G21C-07
Continental-scale water fluxes from continuous GPS observations of Earth surface loading

Tuesday, 15 December 2015: 09:30
2002 (Moscone West)
Adrian A Borsa1, Duncan Carr Agnew2 and Daniel R Cayan2, (1)Scripps Institution of Oceanography, La Jolla, CA, United States, (2)University of California San Diego, La Jolla, CA, United States
Abstract:
After more than a decade of observing annual oscillations of Earth's surface from seasonal snow and water loading, continuous GPS is now being used to model time-varying terrestrial water fluxes on the local and regional scale. Although the largest signal is typically due to the seasonal hydrological cycle, GPS can also measure subtle surface deformation caused by sustained wet and dry periods, and to estimate the spatial distribution of the underlying terrestrial water storage changes.
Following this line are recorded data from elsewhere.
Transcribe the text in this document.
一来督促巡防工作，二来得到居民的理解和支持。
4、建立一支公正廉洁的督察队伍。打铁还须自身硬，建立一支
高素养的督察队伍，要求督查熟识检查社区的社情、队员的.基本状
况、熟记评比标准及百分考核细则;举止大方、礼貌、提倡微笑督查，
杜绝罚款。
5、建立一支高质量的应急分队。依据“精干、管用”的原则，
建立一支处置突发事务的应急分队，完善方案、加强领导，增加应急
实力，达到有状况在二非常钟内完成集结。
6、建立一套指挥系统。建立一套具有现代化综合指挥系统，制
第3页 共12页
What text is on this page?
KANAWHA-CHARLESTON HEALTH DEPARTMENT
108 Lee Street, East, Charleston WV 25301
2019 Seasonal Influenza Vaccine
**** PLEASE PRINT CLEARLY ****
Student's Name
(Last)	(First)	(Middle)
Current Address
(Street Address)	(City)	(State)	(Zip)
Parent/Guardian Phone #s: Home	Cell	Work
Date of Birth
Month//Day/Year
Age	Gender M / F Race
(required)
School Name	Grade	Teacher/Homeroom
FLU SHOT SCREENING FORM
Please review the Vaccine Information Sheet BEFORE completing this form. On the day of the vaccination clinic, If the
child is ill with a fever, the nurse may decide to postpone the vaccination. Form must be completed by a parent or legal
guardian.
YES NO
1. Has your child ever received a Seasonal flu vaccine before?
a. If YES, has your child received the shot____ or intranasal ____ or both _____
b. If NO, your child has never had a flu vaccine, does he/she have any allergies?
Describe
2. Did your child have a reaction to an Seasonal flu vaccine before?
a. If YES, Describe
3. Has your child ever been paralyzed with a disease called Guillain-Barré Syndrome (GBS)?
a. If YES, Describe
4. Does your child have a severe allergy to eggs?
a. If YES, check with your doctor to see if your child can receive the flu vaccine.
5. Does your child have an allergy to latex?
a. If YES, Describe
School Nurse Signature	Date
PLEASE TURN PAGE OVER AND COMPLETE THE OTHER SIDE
The next frontier is expanding this analysis to the continental scale and paving the way for incorporating GPS models into the National Climate Assessment and into the observational infrastructure for national water resource management. This will require reconciling GPS observations with predictions from hydrological models and with remote sensing observations from a suite of satellite instruments (e.g. GRACE, SMAP, SWOT). The elastic Earth response which transforms surface loads into vertical and horizontal displacements is also responsible for the contamination of loading observations by tectonic and anthropogenic transients, and we discuss these and other challenges to this new application of GPS.